O sofrimento psíquico é invisível, silencioso. As pessoas não querem vê-lo, quanto mais escondido estiver, melhor. O que os olhos não veem, coração não sente - não é assim?!


Se, por ventura, o social é forçado a pôr os olhos nele, das duas uma: ou estigmatiza ou quer moldá-lo ao que considera normal - “...as pessoas querem que você haja como se não o tivesse". Essa frase está incessantemente passando pela minha cabeça desde que assisti ao filme ontem. A segunda mais marcante é:

“Ter que ser feliz o tempo todo é extremamente cansativo, amigo".

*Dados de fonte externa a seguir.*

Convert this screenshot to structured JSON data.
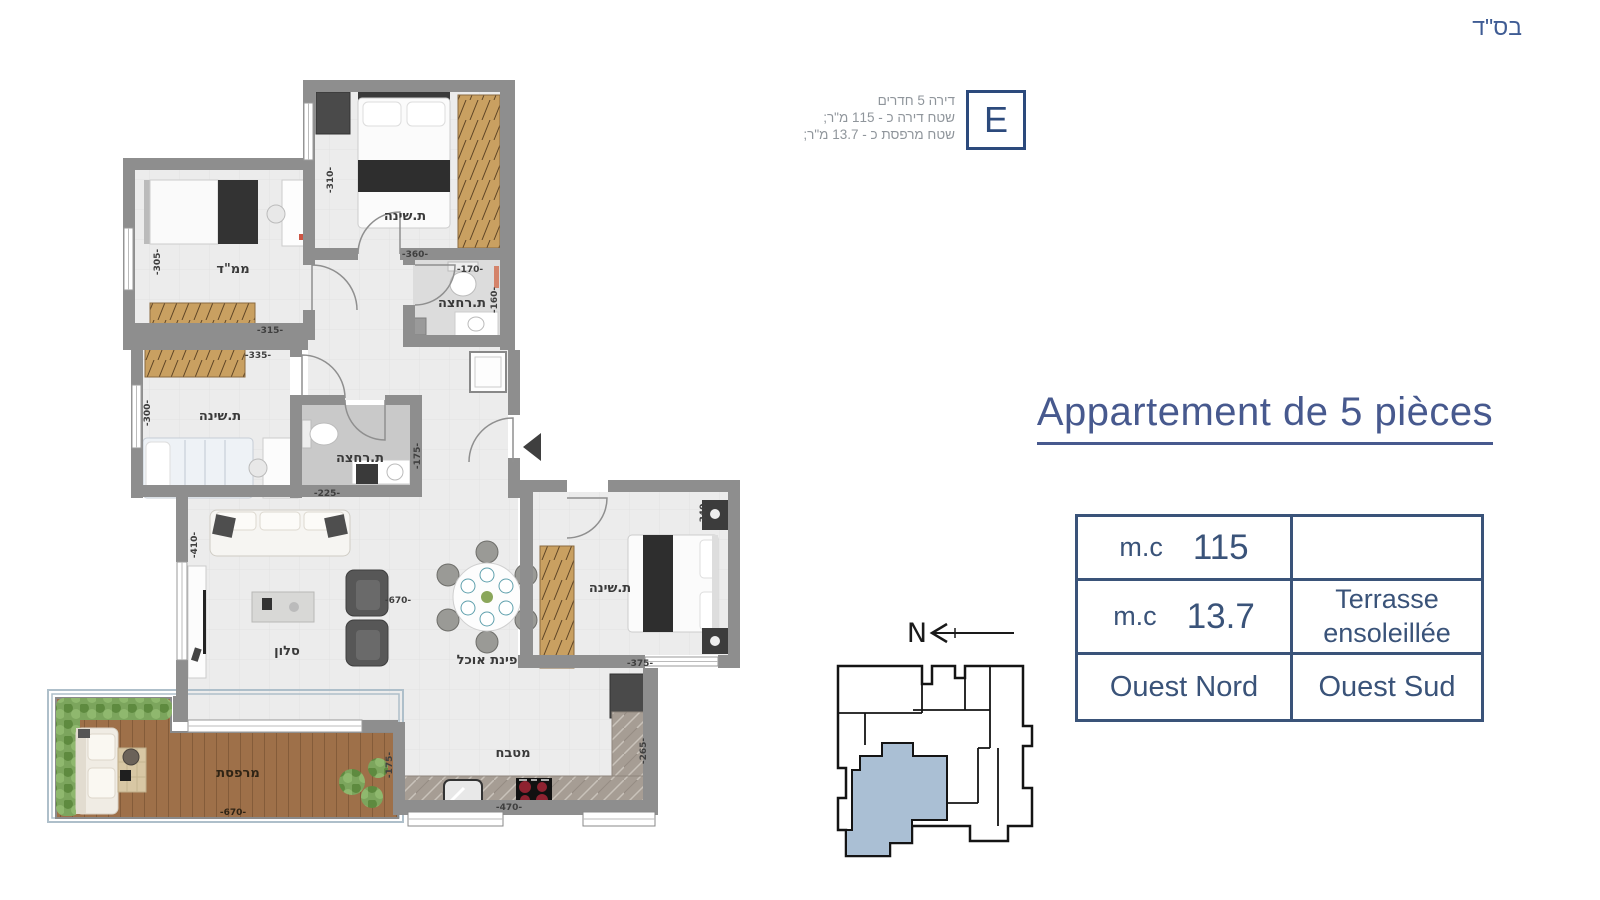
{
  "meta": {
    "bsd": "בס\"ד"
  },
  "unit_info": {
    "letter": "E",
    "lines": [
      "דירה 5 חדרים",
      "שטח דירה כ - 115 מ\"ר;",
      "שטח מרפסת כ - 13.7 מ\"ר;"
    ]
  },
  "title": "Appartement de 5 pièces",
  "spec_table": {
    "rows": [
      {
        "left_unit": "m.c",
        "left_value": "115",
        "right_line1": "",
        "right_line2": ""
      },
      {
        "left_unit": "m.c",
        "left_value": "13.7",
        "right_line1": "Terrasse",
        "right_line2": "ensoleillée"
      },
      {
        "left_text": "Ouest Nord",
        "right_text": "Ouest Sud"
      }
    ]
  },
  "compass": {
    "label": "N"
  },
  "plan": {
    "labels": {
      "bedroom": "ת.שינה",
      "mamad": "ממ\"ד",
      "bathroom": "ת.רחצה",
      "living": "סלון",
      "dining": "פינת אוכל",
      "kitchen": "מטבח",
      "terrace": "מרפסת"
    },
    "dims": {
      "d160": "-160-",
      "d170": "-170-",
      "d175": "-175-",
      "d225": "-225-",
      "d265": "-265-",
      "d300": "-300-",
      "d305": "-305-",
      "d310": "-310-",
      "d315": "-315-",
      "d335": "-335-",
      "d340": "-340-",
      "d360": "-360-",
      "d375": "-375-",
      "d410": "-410-",
      "d470": "-470-",
      "d670": "-670-"
    }
  },
  "colors": {
    "accent_blue": "#3a5379",
    "title_blue": "#47598e",
    "wall_gray": "#8e8e8e",
    "wood": "#c9a061",
    "deck": "#9e7049",
    "unit_highlight": "#aabfd4",
    "hedge": "#7ca55d"
  }
}
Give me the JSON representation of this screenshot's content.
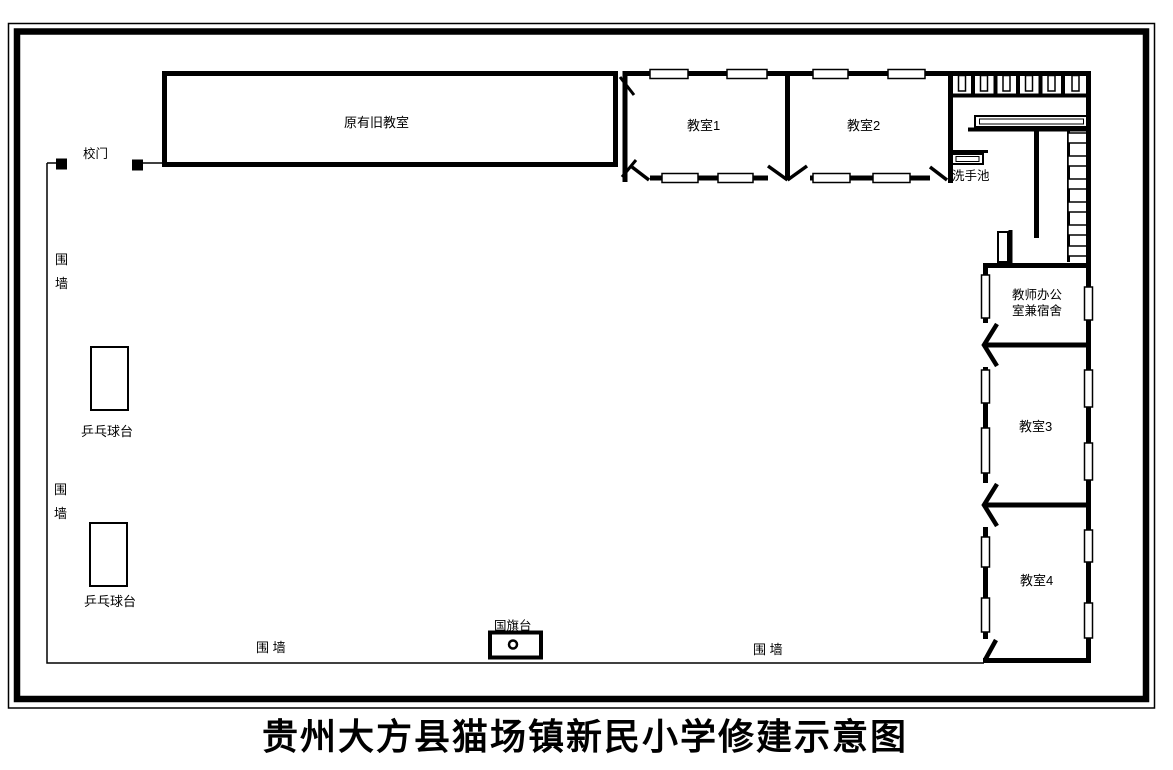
{
  "title": "贵州大方县猫场镇新民小学修建示意图",
  "labels": {
    "school_gate": "校门",
    "old_classroom": "原有旧教室",
    "classroom1": "教室1",
    "classroom2": "教室2",
    "wash_basin": "洗手池",
    "teacher_office": "教师办公\n室兼宿舍",
    "classroom3": "教室3",
    "classroom4": "教室4",
    "wall_left_upper": "围墙",
    "wall_left_lower": "围墙",
    "wall_bottom_left": "围 墙",
    "wall_bottom_right": "围 墙",
    "ping_pong_table_1": "乒乓球台",
    "ping_pong_table_2": "乒乓球台",
    "flag_platform": "国旗台"
  },
  "colors": {
    "line": "#000000",
    "background": "#ffffff"
  }
}
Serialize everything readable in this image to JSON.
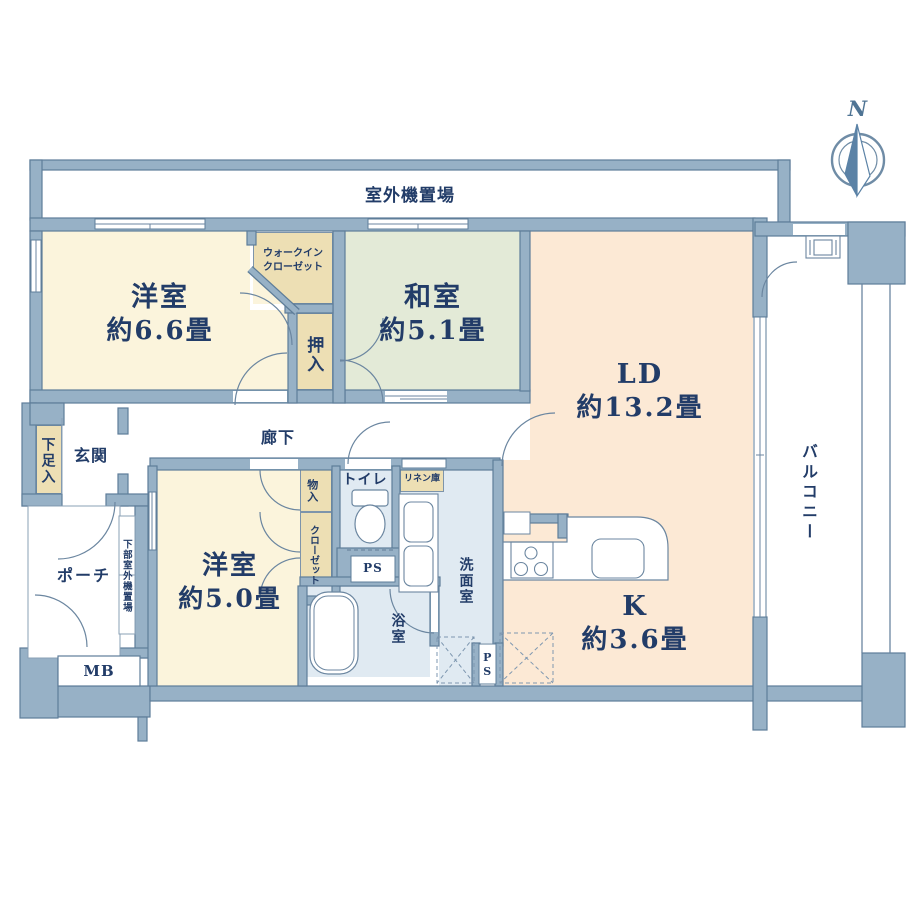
{
  "plan_title": "2LDK-floor-plan",
  "compass": {
    "north_label": "N"
  },
  "palette": {
    "wall": "#97B1C6",
    "wall_outline": "#5E7D99",
    "western_room": "#FBF4DC",
    "closet_tan": "#EDDFB4",
    "japanese_room": "#E3EAD7",
    "living_peach": "#FCE9D5",
    "wet_area": "#E0EAF2",
    "text": "#223C68"
  },
  "rooms": {
    "outdoor_unit": {
      "label": "室外機置場"
    },
    "western1": {
      "name": "洋室",
      "area": "約6.6畳"
    },
    "wic": {
      "line1": "ウォークイン",
      "line2": "クローゼット"
    },
    "oshiire": {
      "label": "押入"
    },
    "japanese": {
      "name": "和室",
      "area": "約5.1畳"
    },
    "ld": {
      "name": "LD",
      "area": "約13.2畳"
    },
    "kitchen": {
      "name": "K",
      "area": "約3.6畳"
    },
    "balcony": {
      "label": "バルコニー"
    },
    "shoe_cabinet": {
      "label": "下足入"
    },
    "entrance": {
      "label": "玄関"
    },
    "corridor": {
      "label": "廊下"
    },
    "porch": {
      "label": "ポーチ"
    },
    "lower_outdoor_unit": {
      "label": "下部室外機置場"
    },
    "meter_box": {
      "label": "MB"
    },
    "western2": {
      "name": "洋室",
      "area": "約5.0畳"
    },
    "storage": {
      "label": "物入"
    },
    "closet": {
      "label": "クローゼット"
    },
    "toilet": {
      "label": "トイレ"
    },
    "linen": {
      "label": "リネン庫"
    },
    "washroom": {
      "label": "洗面室"
    },
    "bathroom": {
      "label": "浴室"
    },
    "pipe_space1": {
      "label": "PS"
    },
    "pipe_space2": {
      "label": "PS"
    }
  }
}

Pra você não o é? Como ser feliz o tempo todo? Como ser feliz numa sociedade que o massacra os todos os dias, que não provê condição alguma de mínima qualidade de vida? Como estar com um sorriso na cara (não um fake) se você sofre de uma dor de proporção indizível?


Eu sei, minha resenha de hoje está repleta de questionamentos, leitor. Isto por que, foi assim que saí do cinema ontem, impactada. E saiba que meu trabalho é ouvir o sofrimento. Mesmo assim, o impacto veio. E talvez, por isso mesmo, potencializou-se em minha mente e alma.


Todos nós sofremos, em escalas e momentos diferentes. Sofrimento de origem profunda, de necessidades emocionais não atendidas, da criança de cada um, esquecida, mas que insiste em aparecer. Sofrimento atual, que esmaga profundamente, de padrões revividos, em diversos aspectos de vida.


O Coringa construído por Todd Phillips e genuinamente encarnado por Joaquin Phoenix, continua sendo um vilão, mas não de uma loucura promíscua, sem porquês.


Pra mim ele foi talhado através da raiz infantil abusiva, da frustração diária social e emocional, da invisibilidade contínua, da desesperança extrema. Um conjunto coerentemente explosivo.


Quantos Coringas existiram, existem, existirão? Nunca teremos a resposta.


Sim, ele é delirante, um lunático! Mas tenho algo a te dizer: psicótico também é ser humano. Sofre, ama e sangra, igual a todo mundo!


E quanto aos que, mesmo sem esse componente, são trazidos à tona, todos os dias, fora e dentro de nós, uns um pouco mais benevolentes, outros tão cruéis quanto? Até consigo mesmos...


Joker merece nosso olhar para além do habitante de Gothan. E acredito que o objetivo do roteiro e da atuação seja exatamente esse: promover o questionamento no espectador. Fazer pensar sobre empatia, sistema social, condições de vida, transtorno mental, invisibilidade, ditadura da felicidade, etc.


Convido você a assistir o longa, acompanhar as danças metafóricas e tocantes de Arthur/Joker/Phoenix, mergulhar nesse drama denso e fazer as suas próprias reflexões. Com certeza, as minhas irão me acompanhar durante algum tempo.